Важнейшую роль в его жизни играла дача, вернее, садовый участок в восемь соток, под Москвой, на сорок третьем километре по Горьковской железнодорожной ветке от Курского вокзала. Прежде там были болота. Государство их осушило и раздало гражданам по кусочку в пожизненное пользование. Заложили фундамент дома, сделали каркас, но закончить работу не доходили руки. Только через несколько лет дед вернулся к строительству вместе с «другом семьи» Лёвой. Лёва был пьяница, но человек приличный. Хотя он постоянно ругал Советскую власть, а когда выпивал, то становился невыносим, дед поддерживал с ним дружеские отношения до самого конца, до самой смерти Льва (уже в 90-е годы). Строительство дома заняло три сезона, поскольку работали только по выходным дням: отправлялись на участок в пятницу вечером, возвращались в воскресенье – каждый уикенд с весны по осень. Сарай оставался главным жильём довольно долго, пока не вырос дом. Дед говорил, что можно утеплить стены и для зимы, но не возникало необходимости.
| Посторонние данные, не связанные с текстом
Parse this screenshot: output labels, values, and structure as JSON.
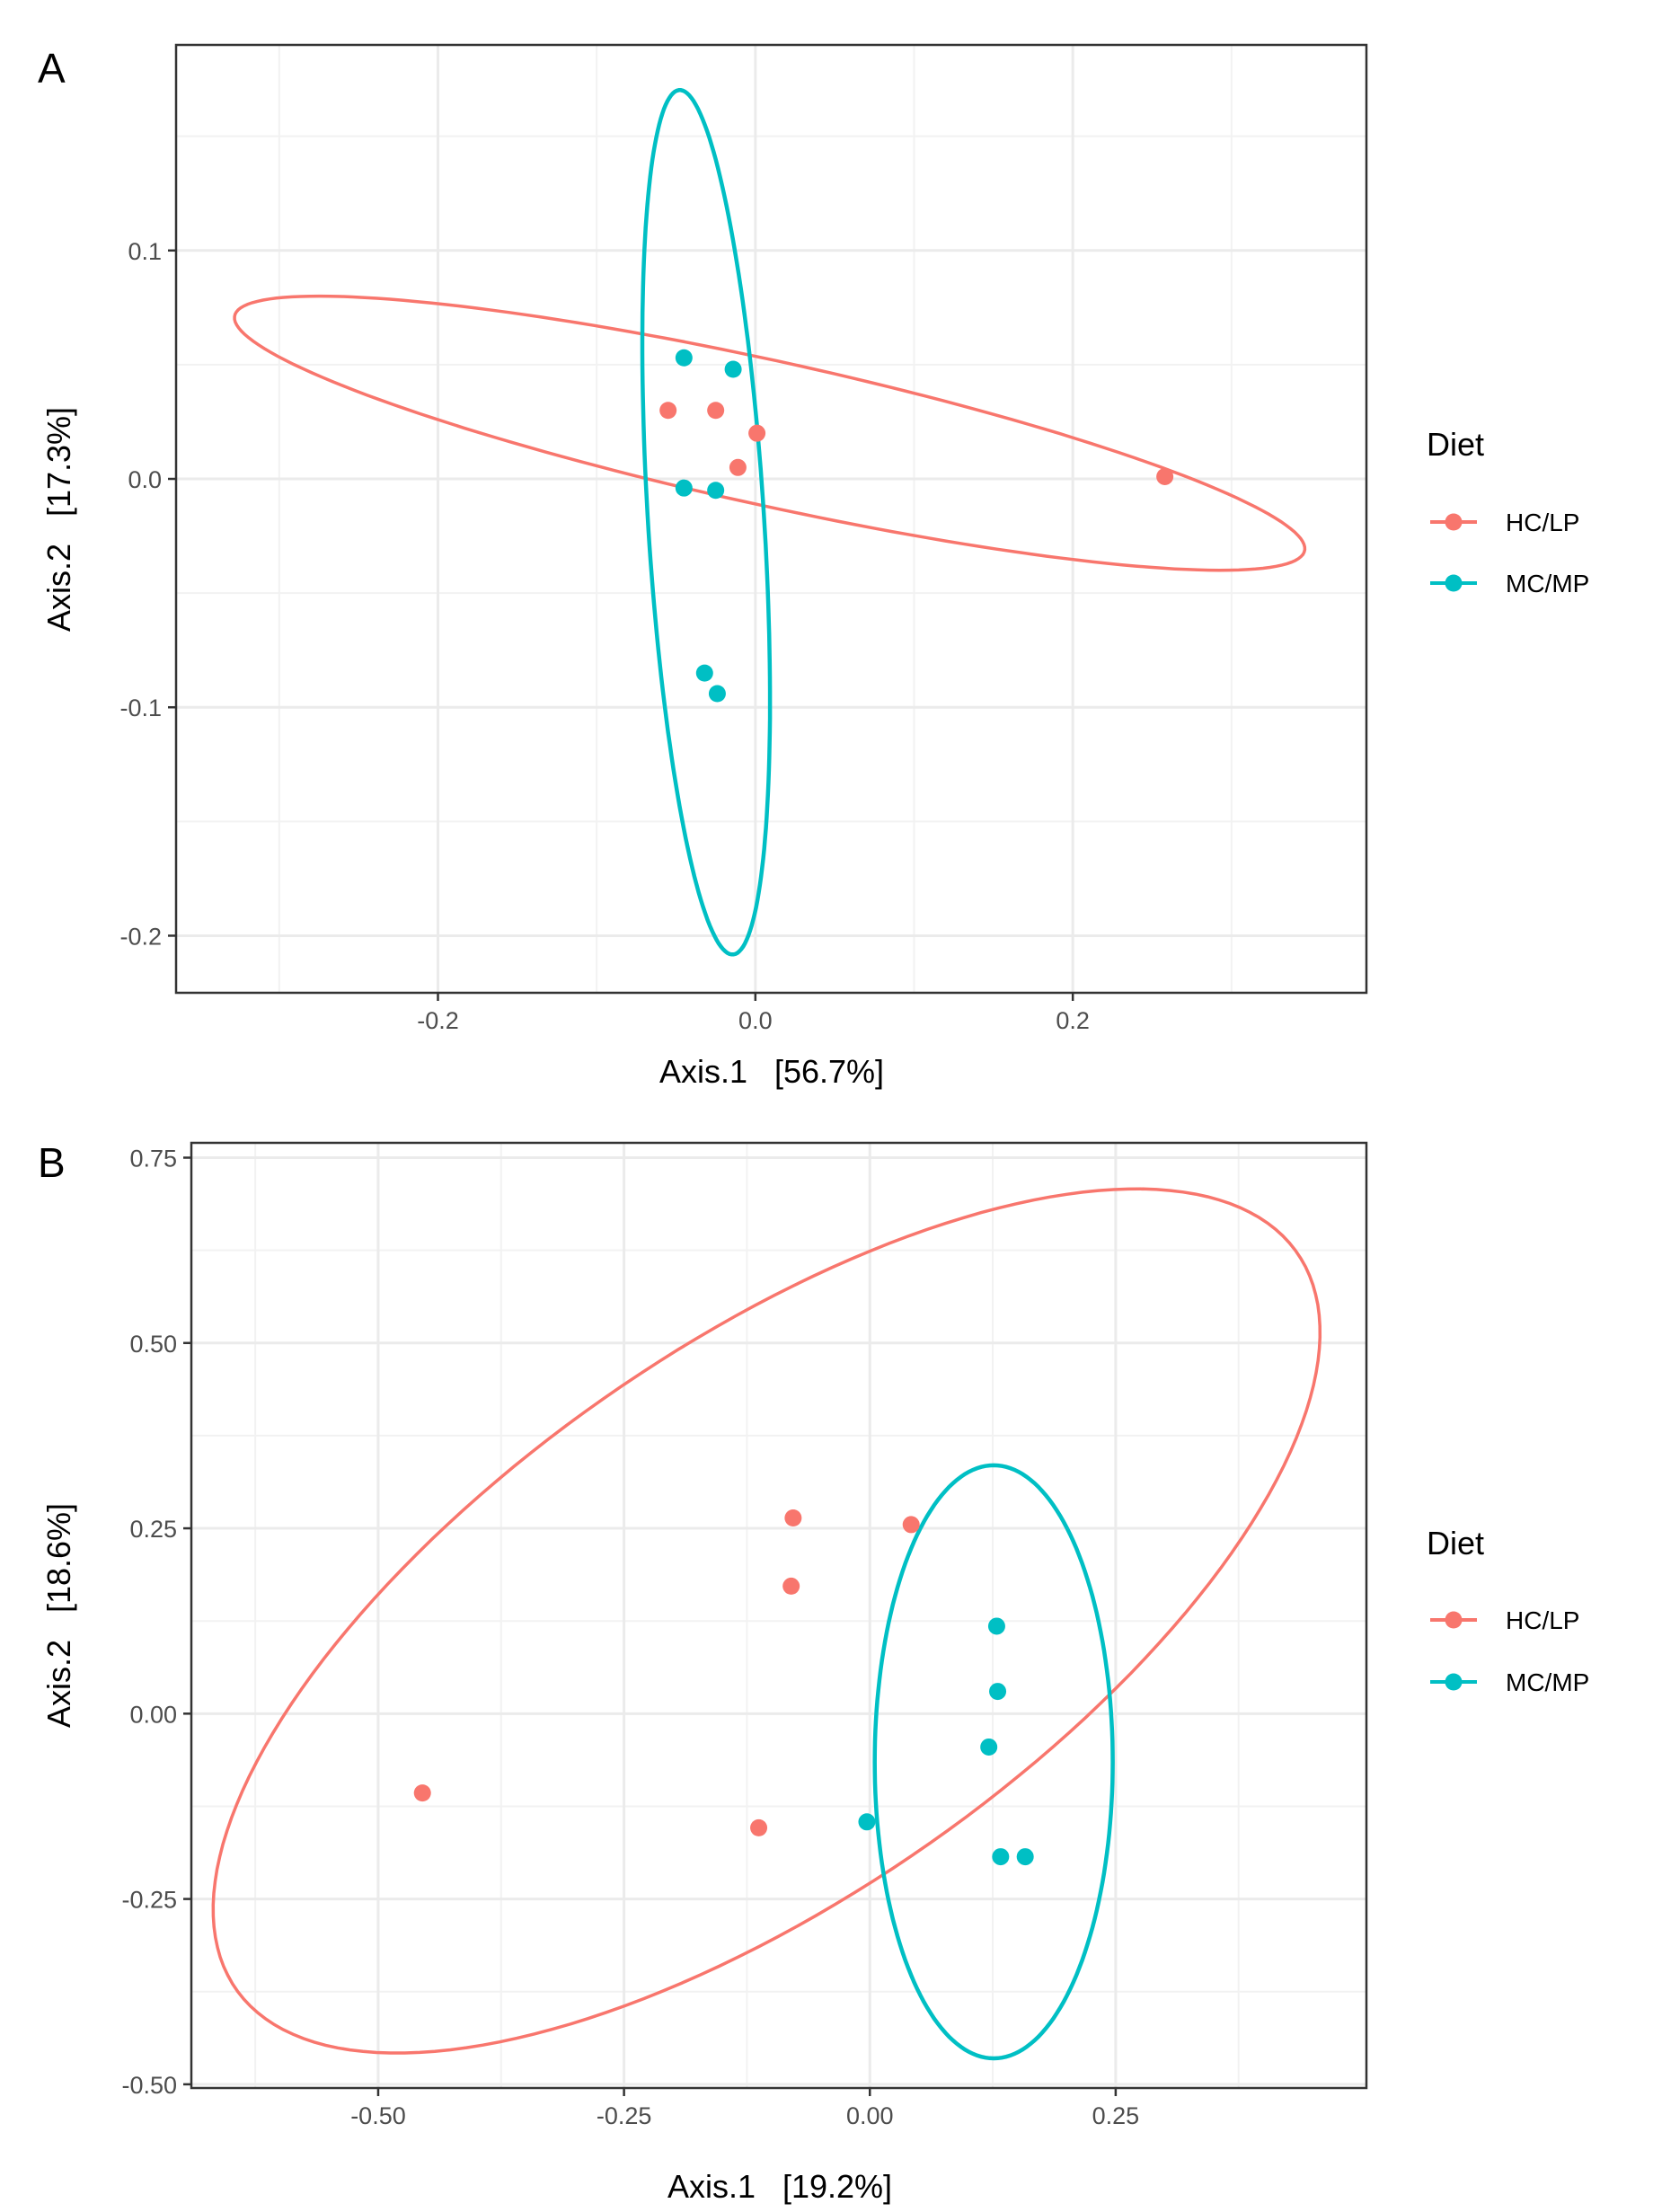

У нас было много яблок, да и вообще не оставалось свободного места на участке от всевозможных посадок. Необычно суровым летом конца семидесятых деревья помёрзли и перестали давать былые урожаи. Раньше-то собирали столько яблок, что и на компот, и на сок хватало, и всем знакомым раздать.
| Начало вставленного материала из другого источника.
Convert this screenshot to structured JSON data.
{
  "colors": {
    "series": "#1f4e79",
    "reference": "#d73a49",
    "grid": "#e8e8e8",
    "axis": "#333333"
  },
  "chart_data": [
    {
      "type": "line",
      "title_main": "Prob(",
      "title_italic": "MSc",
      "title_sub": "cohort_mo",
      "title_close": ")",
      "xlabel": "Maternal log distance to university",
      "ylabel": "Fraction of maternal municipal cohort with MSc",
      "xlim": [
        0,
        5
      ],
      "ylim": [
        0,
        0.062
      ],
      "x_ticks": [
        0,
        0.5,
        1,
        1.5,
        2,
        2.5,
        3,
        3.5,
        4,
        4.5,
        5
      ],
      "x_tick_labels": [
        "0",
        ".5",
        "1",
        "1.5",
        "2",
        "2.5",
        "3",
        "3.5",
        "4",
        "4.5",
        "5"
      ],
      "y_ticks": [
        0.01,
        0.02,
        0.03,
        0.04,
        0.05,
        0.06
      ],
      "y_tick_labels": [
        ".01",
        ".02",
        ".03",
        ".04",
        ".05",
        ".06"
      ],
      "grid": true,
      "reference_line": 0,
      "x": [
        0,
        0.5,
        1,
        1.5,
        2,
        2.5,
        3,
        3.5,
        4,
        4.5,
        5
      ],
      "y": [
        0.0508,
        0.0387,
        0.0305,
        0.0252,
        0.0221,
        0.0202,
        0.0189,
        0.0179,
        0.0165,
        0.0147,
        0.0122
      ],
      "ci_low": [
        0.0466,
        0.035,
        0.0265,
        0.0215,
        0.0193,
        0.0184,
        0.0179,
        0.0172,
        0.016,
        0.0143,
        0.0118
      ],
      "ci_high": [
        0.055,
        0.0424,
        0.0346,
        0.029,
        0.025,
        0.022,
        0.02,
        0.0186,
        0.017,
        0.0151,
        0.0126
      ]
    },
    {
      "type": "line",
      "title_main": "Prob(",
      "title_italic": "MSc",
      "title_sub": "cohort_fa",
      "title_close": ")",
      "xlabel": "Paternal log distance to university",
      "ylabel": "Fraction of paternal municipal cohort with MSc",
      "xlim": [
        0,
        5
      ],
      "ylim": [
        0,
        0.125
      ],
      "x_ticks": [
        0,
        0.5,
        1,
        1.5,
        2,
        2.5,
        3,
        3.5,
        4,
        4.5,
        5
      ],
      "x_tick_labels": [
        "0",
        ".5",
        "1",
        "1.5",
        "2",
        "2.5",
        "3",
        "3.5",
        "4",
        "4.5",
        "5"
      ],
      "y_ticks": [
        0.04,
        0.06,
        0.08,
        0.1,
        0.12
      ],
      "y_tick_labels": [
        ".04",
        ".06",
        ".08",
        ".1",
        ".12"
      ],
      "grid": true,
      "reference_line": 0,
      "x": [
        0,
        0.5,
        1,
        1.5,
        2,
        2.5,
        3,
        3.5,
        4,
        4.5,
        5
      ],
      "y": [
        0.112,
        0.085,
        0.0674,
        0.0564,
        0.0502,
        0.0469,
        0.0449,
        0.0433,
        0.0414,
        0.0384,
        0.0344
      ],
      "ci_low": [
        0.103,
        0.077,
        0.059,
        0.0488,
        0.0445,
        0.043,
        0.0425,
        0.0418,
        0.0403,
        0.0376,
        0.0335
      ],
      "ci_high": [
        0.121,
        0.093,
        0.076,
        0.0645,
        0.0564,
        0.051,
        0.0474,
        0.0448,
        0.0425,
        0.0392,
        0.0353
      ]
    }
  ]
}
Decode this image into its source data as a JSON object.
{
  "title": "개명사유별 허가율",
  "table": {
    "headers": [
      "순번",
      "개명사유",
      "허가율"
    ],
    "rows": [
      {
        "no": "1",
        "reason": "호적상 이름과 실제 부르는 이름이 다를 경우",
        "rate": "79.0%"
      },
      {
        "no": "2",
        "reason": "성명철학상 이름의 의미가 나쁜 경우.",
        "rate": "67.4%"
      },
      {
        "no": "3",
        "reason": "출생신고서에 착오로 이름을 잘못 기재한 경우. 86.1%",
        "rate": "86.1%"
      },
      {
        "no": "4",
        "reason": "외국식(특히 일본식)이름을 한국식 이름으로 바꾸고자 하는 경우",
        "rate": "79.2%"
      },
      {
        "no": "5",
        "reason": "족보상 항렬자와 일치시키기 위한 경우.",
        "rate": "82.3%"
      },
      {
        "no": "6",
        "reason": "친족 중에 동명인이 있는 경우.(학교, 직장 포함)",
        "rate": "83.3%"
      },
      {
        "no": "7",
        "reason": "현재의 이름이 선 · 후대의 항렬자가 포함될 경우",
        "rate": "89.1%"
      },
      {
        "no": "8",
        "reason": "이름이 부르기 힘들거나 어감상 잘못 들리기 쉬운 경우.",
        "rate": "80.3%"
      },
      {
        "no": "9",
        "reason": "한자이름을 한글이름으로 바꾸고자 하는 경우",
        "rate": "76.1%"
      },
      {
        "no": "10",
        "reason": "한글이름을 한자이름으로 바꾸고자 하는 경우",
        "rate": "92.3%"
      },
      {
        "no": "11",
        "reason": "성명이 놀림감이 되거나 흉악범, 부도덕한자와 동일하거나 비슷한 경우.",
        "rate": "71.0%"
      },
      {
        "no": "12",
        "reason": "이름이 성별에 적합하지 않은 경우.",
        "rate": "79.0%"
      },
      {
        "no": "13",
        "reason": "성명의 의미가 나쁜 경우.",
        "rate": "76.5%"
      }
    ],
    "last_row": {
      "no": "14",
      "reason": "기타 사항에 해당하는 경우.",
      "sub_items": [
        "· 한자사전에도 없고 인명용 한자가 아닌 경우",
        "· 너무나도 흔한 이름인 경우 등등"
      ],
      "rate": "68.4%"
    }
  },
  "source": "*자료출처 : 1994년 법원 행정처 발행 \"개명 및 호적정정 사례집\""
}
Дед вышел на пенсию окончательно в возрасте 87 лет. Когда ему было ещё около 82-х, я спросил, не гонят ли его с работы. Он сказал, что наоборот, приглашают и там, и сям. Работать, говорит, некому, одни «дураки» остались. «Вот меня и зовут везде».
По утрам он делал зарядку. В преклонные годы, чем дряхлее становился, тем проще были упражнения, но они повторялись каждое утро. Бывало, проснётся, лежит в постели и разминает руки да ноги, потом поворачивается с боку на бок, потом встаёт и занимается минут двадцать.
Я эмигрировал в 1992 году. Дед это принял, как неизбежное. Ничего «против» не сказал, мол, сам знаешь, что делаешь. «Главное, - говорит, - чтобы всегда оставались деньги на "черный" день. Никогда не трать всё, а откладывай понемногу». Дед был осторожным, спокойным и рассудительным человеком, не лез «в пекло поперёк батьки». Все алкоголики в доме ходили к нему занять денег. Я иногда сравнивал его с Молчалиным: «Во-первых, угождать всем людям без изъятья». Дед был честным приспособленцем в советской стране и порядочным человеком в общении с людьми. У него, кажется, не было врагов.
Мне его не хватает. Пусть земля ему будет пухом.